The first few days of the year are always filled with a media barrage of advice. You can’t go on the interweb, open a magazine or turn on the telly, without some omniscient panjandrum telling you to do a dozen worthy things. Eat less, until you look like a prisoner in the Soviet Gulag. Run like a marathon athlete. Fill your mind with worthy moral projects and take on so many new tasks that you become a Different Person. All by January 10th. We know none of this ever works, because if it did the experts would not have to repeat themselves every year. And the reason it doesn’t work is because it’s asking too much of people.

It was the late great Dr Michael Mosley who realised this. In his eminently readable work Just One Thing: How simple changes can transform your Life [1] He sets out a whole slew of small ideas which people can achieve rather than big things which they can’t. If you want to discover what they are read the book. But it inspired us to go around the mighty offices of the Learning Science and Society Headquarters here in beautiful Croydon and ask people about their ideas for New Years resolutions which will stick. Here are our findings:

Commuting get off one stop earlier than normal, and walk. OK if your stops are only a quarter of a mile apart But what if you live in Haywards Heath and work in Croydon? You’d have to walk from Gatwick. Our verdict: good if sensibly applied

Dry January which most people interpret as no booze from New Years day until Valentines Day. Feasible and- we have actually done it. But what if your local Toby Carvery is offering a crazy special at £6 a head? Are you really going to sit there and drink water?

Declutter a cupboard Makes space and is exercise of a sort provided you don’t gash your head on an exposed door and have to have the splinters removed in Croydon General Hospital. Plus the local charity shops will just love all those old mini discs, pencils, tatty files , keyboards, adding machines, unused 1997 diaries, abacuses and stone tools which you find. But what if you don’t have a cupboard?

Learn the name of a colleague whose monniker you have forgotten/never knew anyway Ok as far as it goes but could be creepy. Being on the Board, we are used to this all the time and with practice it’s not as tricky as it looks.
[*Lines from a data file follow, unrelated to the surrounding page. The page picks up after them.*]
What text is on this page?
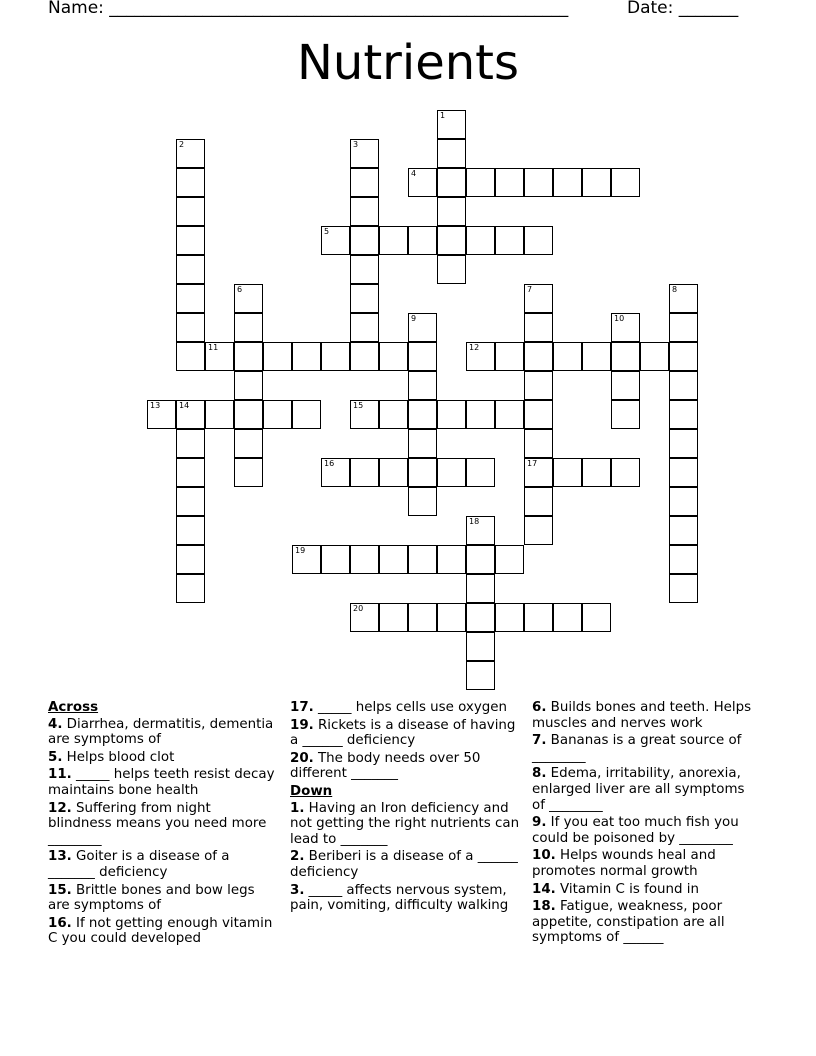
Name: ______________________________________________________	Date: _______
Nutrients
1
2	3
4
5
6	7
17
8
9	10
11	12
13 14	15
16
18
19
20
Across
4. Diarrhea, dermatitis, dementia are symptoms of
5. Helps blood clot
11. _____ helps teeth resist decay maintains bone health
12. Suffering from night blindness means you need more ________
13. Goiter is a disease of a _______ deficiency
15. Brittle bones and bow legs are symptoms of
16. If not getting enough vitamin C you could developed
17. _____ helps cells use oxygen
19. Rickets is a disease of having a ______ deficiency
20. The body needs over 50 different _______
Down
1. Having an Iron deficiency and not getting the right nutrients can lead to _______
2. Beriberi is a disease of a ______ deficiency
3. _____ affects nervous system, pain, vomiting, difficulty walking
6. Builds bones and teeth. Helps muscles and nerves work
7. Bananas is a great source of ________
8. Edema, irritability, anorexia, enlarged liver are all symptoms of ________
9. If you eat too much fish you could be poisoned by ________
10. Helps wounds heal and promotes normal growth
14. Vitamin C is found in
18. Fatigue, weakness, poor appetite, constipation are all symptoms of ______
Read one page from a book each day Ok slows you down and broadens the mind But what if the book is Mein Kampf or the Croydon Trades Directory for 1989 ? Verdict: choose carefully

Give someone your full intention for 60 seconds Oh come on, these are meant to be achievable!

So here are our conclusions, to sit alongside those of the great Dr Mosley. Da quod jubes et jubes quod da, we say (give what you command and command what you give) A favourite catchphrase which we share with St Augustine of Hippo. On which note we will simply wish you all a successful 2026.

Our thanks to the staff of Croydon General Hospital and apologies for the extra work we caused them

[1]Mosley, Michael. Just One Thing: How Simple Changes Can Transform Your Life. Short Books / Hachette UK, 2022.